The scale of the crisis that led to the government bail-out of institutions such as RBS and HBOS was underlined by Alistair Darling, the Chancellor, who said the financial system "came perilously close to collapse".
RBS received £20 billion, and HBOS and Lloyds TSB are set to receive £17 billion, with the largest part going into HBOS.
Sir John called for the Bank to be given new tools beyond the "blunt instrument" of interest-rate-setting to stave off a future banking crisis.
"We need to develop some new instruments which sit somewhere between interest rates, which affect the whole economy and activity, and individual supervision and regulation of individual banks," he said. "Maybe we need to develop something which bridges that gap and directly addresses the financial cycle and prevents the financial cycle and the credit cycle getting out of hand."
The banking system must never again be allowed to come "so perilously close to collapse", said Mr Darling.
"RBS needed an awful lot of capital," he said. "It's one of the biggest banks in the world, and we now own 57 per cent of it.
"I was very clear that banks had to have a choice. They could go to the markets and raise the money. But we were also clear that two banks in particular, RBS and HBOS, were not going to be able to raise money in the markets and the only place to come to was the government. I was very clear even before the turbulence of that week that, whatever we did, we had to do it for the entire banking system."
Mr Darling described rescue talks with bankers that took place on the Sunday night and Monday morning of the week in question.
"I had meetings all day on the Sunday and then, at 10pm, just when everything was agreed as far as I was concerned, inevitably when you deal with a bunch of bankers, they started trying to reopen it.
"So I said at about 1am, 'OK reopen it if you want. I'm going to my bed. If you haven't agreed it by five o'clock, then you're on your own'. So happily when I woke up at five o'clock, we'd got an agreement."
Sir John echoed the Chancellor's view, saying that Britain's banking system came "right to the brink". "Several of our large banks, and I don't want to go into names, were in real difficulty and were having – hour-by-hour, minute-by-minute – to balance the books," he said.
Sir John said the Bank of England "didn't think it was going to be anything like as severe as it turned out to be".
And John Varley, Barclays' chief executive, told the programme: "It seemed increasingly likely as the week went on that one or two of the British banks would not be capable of opening for business the following week, and it doesn't get more extreme than that."
John Letizia, the head of government relations for the British Bankers' Association, said the industry would consider more regulation over debt levels and how much banks could lend.
Banks would welcome a debate about further rules "but we need to ensure the safeguarding of capital does not impede banks' ability to innovate and compete", he said.
Sir John also warned that taxpayers could lose out because of defaults in mortgages held by nationalised banks. "There are some books – Northern Rock, Bradford & Bingley – which clearly have a level of defaults in them," he said.
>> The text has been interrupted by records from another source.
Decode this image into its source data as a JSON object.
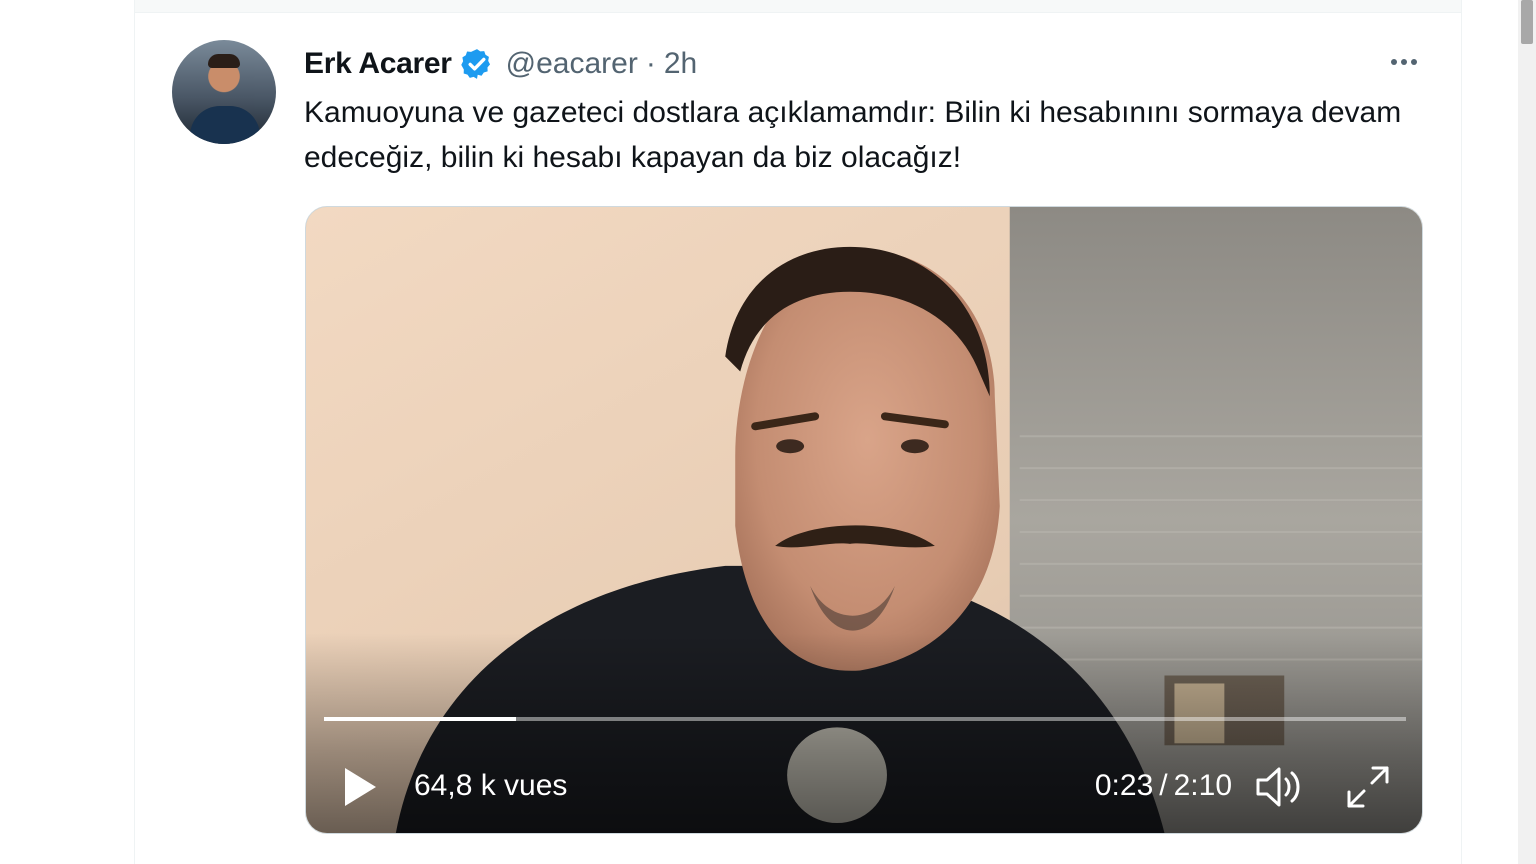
{
  "tweet": {
    "author_name": "Erk Acarer",
    "handle": "@eacarer",
    "separator": "·",
    "timestamp": "2h",
    "text": "Kamuoyuna ve gazeteci dostlara açıklamamdır: Bilin ki hesabınını sormaya devam edeceğiz, bilin ki hesabı kapayan da biz olacağız!",
    "verified_icon": "verified-badge-icon",
    "more_icon": "more-options-icon"
  },
  "video": {
    "views": "64,8 k vues",
    "current_time": "0:23",
    "time_separator": "/",
    "duration": "2:10",
    "progress_fraction": 0.177,
    "play_icon": "play-icon",
    "volume_icon": "volume-icon",
    "fullscreen_icon": "fullscreen-icon"
  },
  "colors": {
    "verified_blue": "#1d9bf0",
    "text_primary": "#0f1419",
    "text_secondary": "#536471"
  }
}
On the question of interest rates, Sir John said raising them would not have held back surging house prices. "We would have been holding down the level of activity elsewhere in the economy, in manufacturing, in other services, holding down the level of employment at a time when consumer price inflation and earnings were stable and reasonably low," he said.
Economists have blamed low interest rates for fuelling the demand for credit, both in the UK and the United States.
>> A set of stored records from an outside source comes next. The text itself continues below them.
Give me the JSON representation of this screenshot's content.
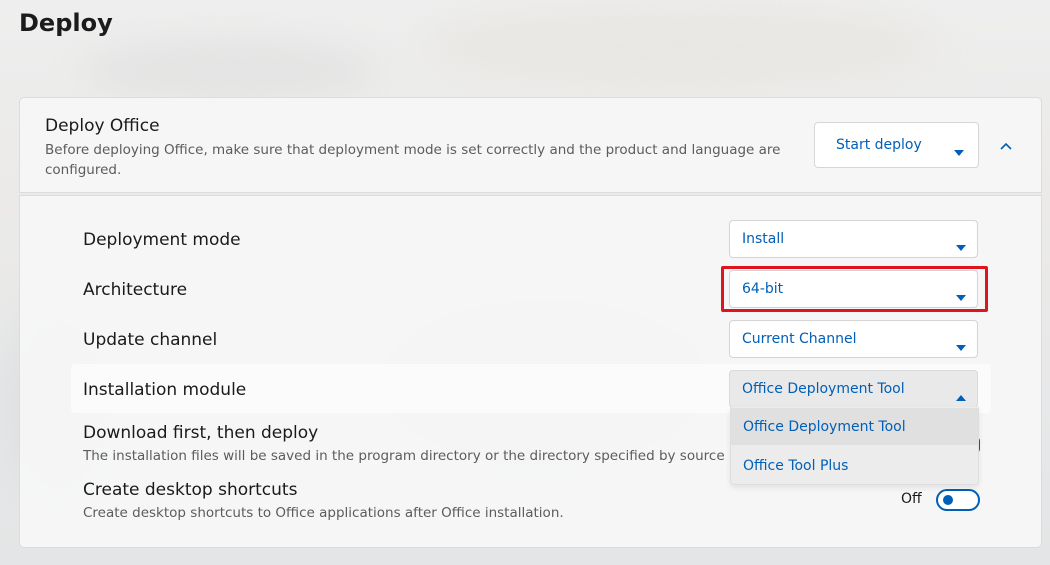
{
  "page": {
    "title": "Deploy"
  },
  "deploy_card": {
    "title": "Deploy Office",
    "description": "Before deploying Office, make sure that deployment mode is set correctly and the product and language are configured.",
    "start_button_label": "Start deploy"
  },
  "settings": {
    "deployment_mode": {
      "label": "Deployment mode",
      "value": "Install"
    },
    "architecture": {
      "label": "Architecture",
      "value": "64-bit"
    },
    "update_channel": {
      "label": "Update channel",
      "value": "Current Channel"
    },
    "installation_module": {
      "label": "Installation module",
      "value": "Office Deployment Tool",
      "options": [
        "Office Deployment Tool",
        "Office Tool Plus"
      ]
    },
    "download_first": {
      "title": "Download first, then deploy",
      "description": "The installation files will be saved in the program directory or the directory specified by source path."
    },
    "desktop_shortcuts": {
      "title": "Create desktop shortcuts",
      "description": "Create desktop shortcuts to Office applications after Office installation.",
      "toggle_label": "Off"
    }
  },
  "colors": {
    "accent": "#005fb8",
    "highlight": "#e0141e"
  },
  "icons": {
    "dropdown": "chevron-down-icon",
    "dropup": "chevron-up-icon"
  }
}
Sir John said the period of growth before this year's crash had not resembled previous boom-and-bust cycles, lacking the typical big increases in earnings, consumption and activity.
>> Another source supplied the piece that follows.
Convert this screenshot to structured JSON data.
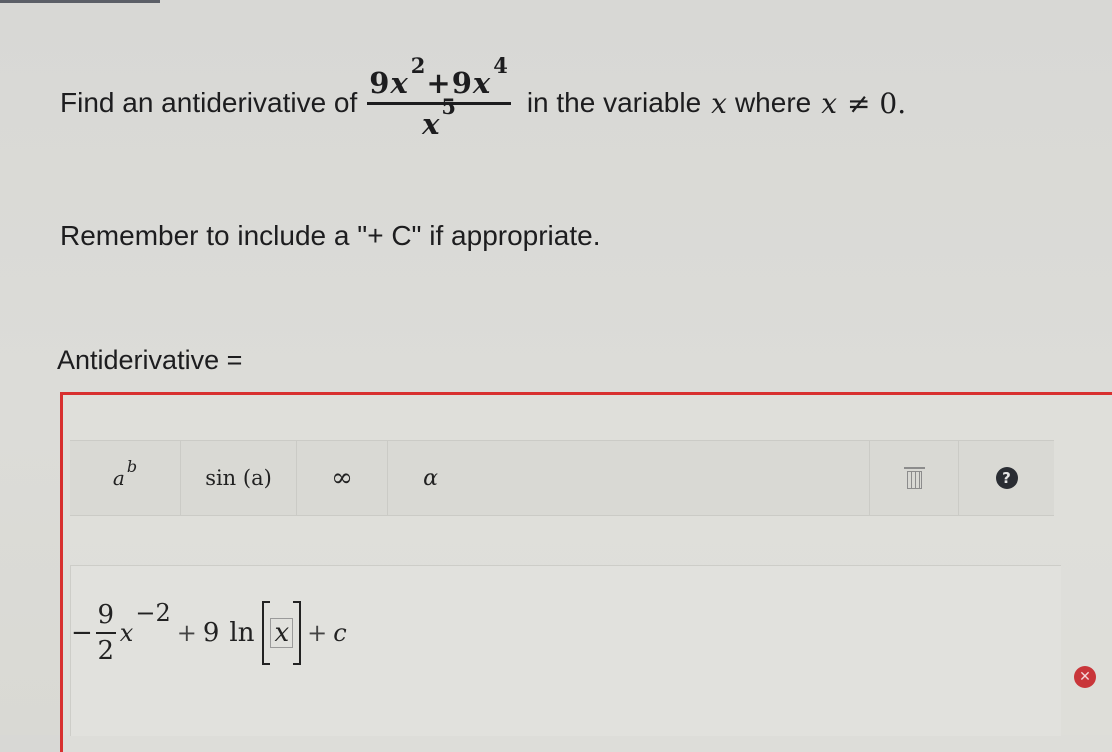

"We saw the credit, we saw the house prices, but we did see a fairly stable pattern of earnings, prices and output," he said.
Sir John, who is a member of the Bank's monetary policy committee (MPC), whose job it is to set interest rates, will leave his post next year. He has specific responsibility for financial stability.
Yesterday, the pound took a further slide on the currency markets, as traders took Sir John's comments as a sign the Bank wanted further interest rate cuts in the new year.
Rate cuts tend to weaken demand for a country's currency by reducing the yield on interest-bearing investments.
The Bank has cut its interest rate three times since October, bringing it down by a total of three percentage points to a mere 2 per cent – a 57-year low.
Gordon Brown, the Prime Minister, laid the blame for the global financial crisis on a reckless banking system. In an interview published yesterday, he said: "I'm angry – angry we had a banking system where people neither knew the risks they were taking nor were open enough about the problems they had."